Xenophon, creator; Scripta minora; Marchant, E. C. (Edgar Cardew), 1864-1960, translator; Marchant, E. C. (Edgar Cardew), 1864-1960, editor, translator; Bowersock, G. W, (Glen Warren), 1936-, editor, translator

I tell you, the pains that despots suffer are such as you suffered then. Nay, they are still more terrible; for despots believe that they see enemies not in front alone, but all around them. To this Simonides made answer:

Excellent words in part, I grant! War is indeed a fearsome thing: nevertheless, Hiero, our way, when we are on active service, is this: we post sentries to guard us, and sup and sleep with a good courage. Then Hiero answered:

No doubt you do, Simonides! For your sentries have sentries in front of them—the laws,—and so they fear for their own skins and relieve you of fear. But despots hire their guards like harvesters.

Now the chief qualification required in the guards, I presume, is faithfulness. But it is far harder to find one faithful guard than hundreds of workmen for any kind of work, especially when money supplies the guards, and they have it in their power to get far more in a moment by assassinating the despot than they receive from him for years of service among his guards.

You said that you envy us our unrivalled power to confer benefits on our friends, and our unrivalled success in crushing our enemies. But that is another delusion.

For how can you possibly feel that you benefit friends when you know well that he who receives most from you would be delighted to get out of your sight as quickly as possible? For, no matter what a man has received from a despot, nobody regards it as his own, until he is outside the giver’s dominion.

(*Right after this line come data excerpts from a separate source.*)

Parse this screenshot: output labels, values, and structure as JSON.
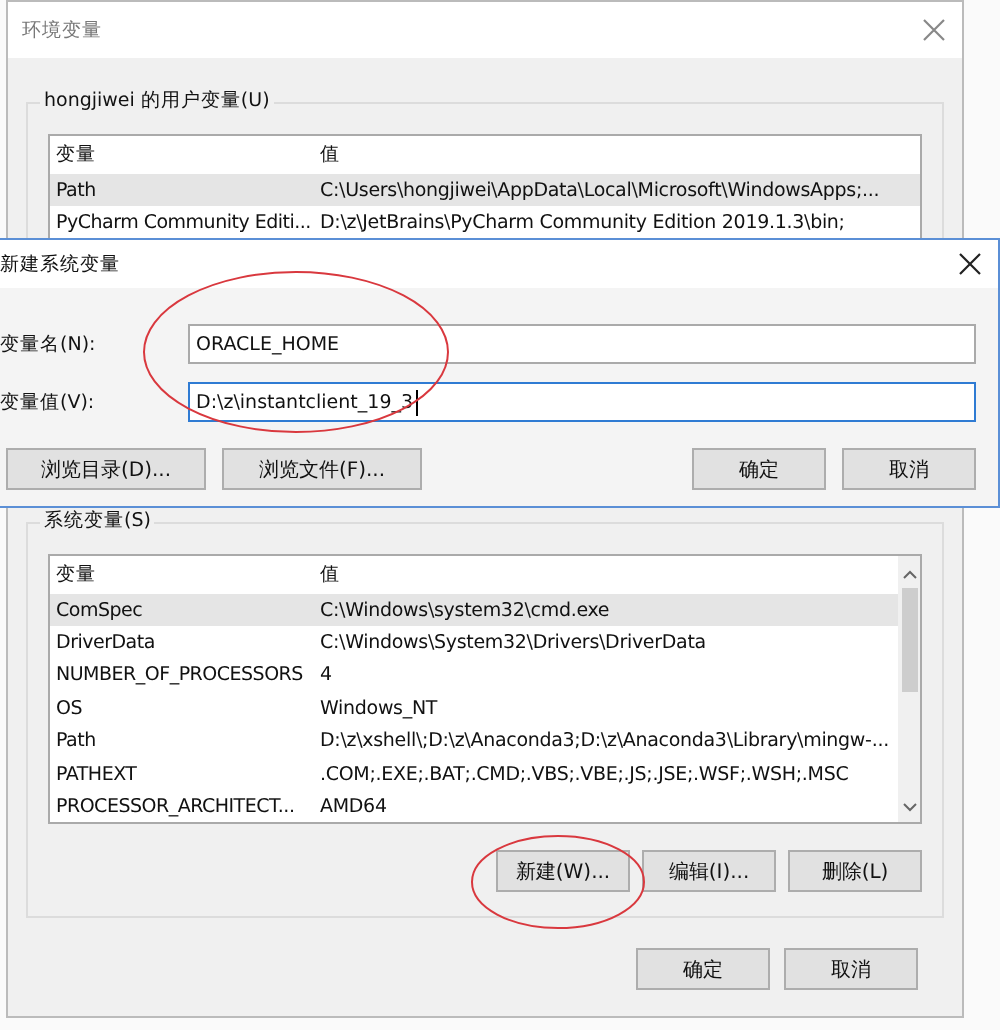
{
  "window": {
    "title": "环境变量"
  },
  "user_variables": {
    "label": "hongjiwei 的用户变量(U)",
    "columns": [
      "变量",
      "值"
    ],
    "rows": [
      {
        "name": "Path",
        "value": "C:\\Users\\hongjiwei\\AppData\\Local\\Microsoft\\WindowsApps;...",
        "selected": true
      },
      {
        "name": "PyCharm Community Editi...",
        "value": "D:\\z\\JetBrains\\PyCharm Community Edition 2019.1.3\\bin;",
        "selected": false
      }
    ]
  },
  "dialog": {
    "title": "新建系统变量",
    "fields": [
      {
        "label": "变量名(N):",
        "value": "ORACLE_HOME",
        "focused": false
      },
      {
        "label": "变量值(V):",
        "value": "D:\\z\\instantclient_19_3",
        "focused": true
      }
    ],
    "buttons_left": [
      "浏览目录(D)...",
      "浏览文件(F)..."
    ],
    "buttons_right": [
      "确定",
      "取消"
    ]
  },
  "system_variables": {
    "label": "系统变量(S)",
    "columns": [
      "变量",
      "值"
    ],
    "rows": [
      {
        "name": "ComSpec",
        "value": "C:\\Windows\\system32\\cmd.exe",
        "selected": true
      },
      {
        "name": "DriverData",
        "value": "C:\\Windows\\System32\\Drivers\\DriverData",
        "selected": false
      },
      {
        "name": "NUMBER_OF_PROCESSORS",
        "value": "4",
        "selected": false
      },
      {
        "name": "OS",
        "value": "Windows_NT",
        "selected": false
      },
      {
        "name": "Path",
        "value": "D:\\z\\xshell\\;D:\\z\\Anaconda3;D:\\z\\Anaconda3\\Library\\mingw-...",
        "selected": false
      },
      {
        "name": "PATHEXT",
        "value": ".COM;.EXE;.BAT;.CMD;.VBS;.VBE;.JS;.JSE;.WSF;.WSH;.MSC",
        "selected": false
      },
      {
        "name": "PROCESSOR_ARCHITECT...",
        "value": "AMD64",
        "selected": false
      }
    ],
    "buttons": [
      "新建(W)...",
      "编辑(I)...",
      "删除(L)"
    ]
  },
  "footer_buttons": [
    "确定",
    "取消"
  ]
}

Or again, how can you say that despots more than others are able to crush enemies, when they know well that all who are subject to their despotism are their enemies and that it is impossible to put them all to death or imprison them—else who will be left for the despot to rule over?—and, knowing them to be their enemies, they must beware of them, and, nevertheless, must needs make use of them?

And I can assure you of this, Simonides: when a despot fears any citizen, he is reluctant to see him alive, and yet reluctant to put him to death. To illustrate my point, suppose that a good horse makes his master afraid that he will do him some fatal mischief: the man will feel reluctant to slaughter him on account of his good qualities, and yet his anxiety lest the animal may work some fatal mischief in a moment of danger will make him reluctant to keep him alive and use him.

Yes, and this is equally true of all possessions that are troublesome as well as useful: it is painful to possess them, and painful to get rid of them.

These statements drew from Simonides the following reply: A great thing, surely, Hiero, is the honour for which men strive so earnestly that they undergo any toil and endure any danger to win it!

And what if despotism brings all those troubles that you tell of, yet such men as you, it seems, rush headlong into it that you may have honour, that all men may carry out your behests in all things without question, that the eyes of all may wait on you, that all may rise from their seats and make way for you, that all in your presence may glorify you by deed and word alike. (Such, in fact, is the behaviour of subjects to despots and to anyone else who happens to be their hero at the moment.)